22 августа 1865 года
42° 43′ 0′′ южной широты / 170° 58′ 0′′ восточной долготы
Сатурн в Деве
Глава, в которой Цю Лун подает жалобу, а Джордж Шепард, чья личная ненависть к Су Юншэну со временем распространилась на всех китайцев без исключения, отказывается ее принять, причем по поводу совершенной несправедливости Шепард не испытывает ни малейших угрызений совести, ни тогда, ни впоследствии.
– Не понимаю, что вы такое говорите.
А-Цю вздохнул. В третий раз указал на свой экземпляр контракта, лежащий на столе между ними. В графе «настоящее место работы» значилось: «Аврора».
– Пустышка, – объяснил он. – «Аврора» – участок-пустышка.
– «Аврора» – участок-пустышка, и вы работаете на «Авроре». Да, это я понял.
– Мэннеринг, – продолжал А-Цю. – Мэннеринг делать пустышка не пустышка.
– «Мэннеринг делать пустышка не пустышка», – повторил Шепард.
– Очень хорошо, – закивал А-Цю. – Он поступать очень плохо.

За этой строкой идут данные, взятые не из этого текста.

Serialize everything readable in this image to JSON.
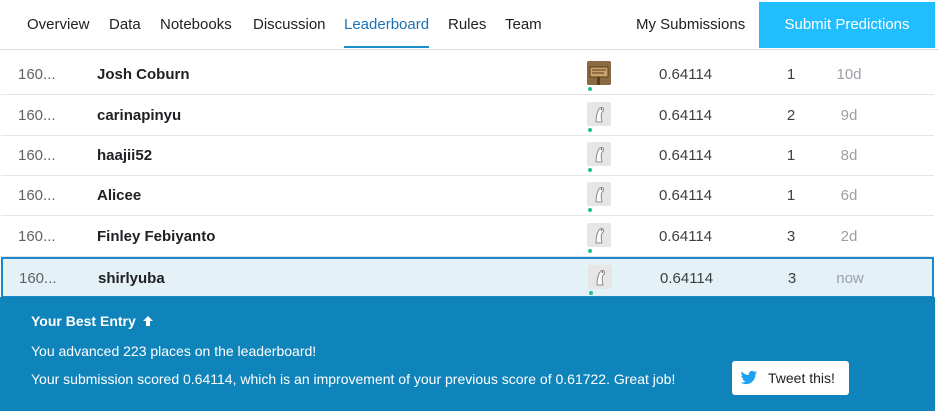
{
  "nav": {
    "tabs": [
      "Overview",
      "Data",
      "Notebooks",
      "Discussion",
      "Leaderboard",
      "Rules",
      "Team"
    ],
    "active_tab": "Leaderboard",
    "my_submissions": "My Submissions",
    "submit_predictions": "Submit Predictions"
  },
  "leaderboard": {
    "rows": [
      {
        "rank": "160...",
        "name": "Josh Coburn",
        "avatar": "wooden-sign-avatar",
        "score": "0.64114",
        "entries": "1",
        "last": "10d"
      },
      {
        "rank": "160...",
        "name": "carinapinyu",
        "avatar": "default-duck-avatar",
        "score": "0.64114",
        "entries": "2",
        "last": "9d"
      },
      {
        "rank": "160...",
        "name": "haajii52",
        "avatar": "default-duck-avatar",
        "score": "0.64114",
        "entries": "1",
        "last": "8d"
      },
      {
        "rank": "160...",
        "name": "Alicee",
        "avatar": "default-duck-avatar",
        "score": "0.64114",
        "entries": "1",
        "last": "6d"
      },
      {
        "rank": "160...",
        "name": "Finley Febiyanto",
        "avatar": "default-duck-avatar",
        "score": "0.64114",
        "entries": "3",
        "last": "2d"
      },
      {
        "rank": "160...",
        "name": "shirlyuba",
        "avatar": "default-duck-avatar",
        "score": "0.64114",
        "entries": "3",
        "last": "now",
        "is_current_user": true
      }
    ]
  },
  "best_entry": {
    "title": "Your Best Entry",
    "title_icon": "arrow-up-icon",
    "advanced_text": "You advanced 223 places on the leaderboard!",
    "score_text": "Your submission scored 0.64114, which is an improvement of your previous score of 0.61722. Great job!",
    "tweet_label": "Tweet this!",
    "tweet_icon": "twitter-bird-icon"
  },
  "colors": {
    "accent": "#20beff",
    "banner": "#0f84bb",
    "active_tab": "#1a73b8",
    "highlight_row": "#e4f1f6",
    "online_dot": "#1fbf8f"
  }
}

– Так он поступает очень хорошо или очень плохо?
А-Цю нахмурился. И наконец выговорил:
– Очень плохой человек.
– И как же он делает пустышку – не пустышкой? Как? Как, я вас спрашиваю?
А-Цю достал кошелек, поднял его повыше. Очень неспешно, чтобы смысл происходящего непременно дошел до Шепарда, он извлек серебряный пенни и переложил его в левый карман. Подождал немного, затем вытащил пенни из кармана и вернул обратно в кошелек.
Шепард вздохнул.
– Мистер Цю, – проговорил он, – я вижу, что срок вашего контракта истекает не раньше чем через несколько лет, однако ж запас моего терпения истек несколько минут назад. Я не располагаю ни временем, ни средствами для того, чтобы начать расследование финансовой деятельности мистера Мэннеринга на основе невнятной наводки. Предлагаю вам вернуться в Арахуру и благодарить судьбу за то, что у вас хоть какая-то работа есть.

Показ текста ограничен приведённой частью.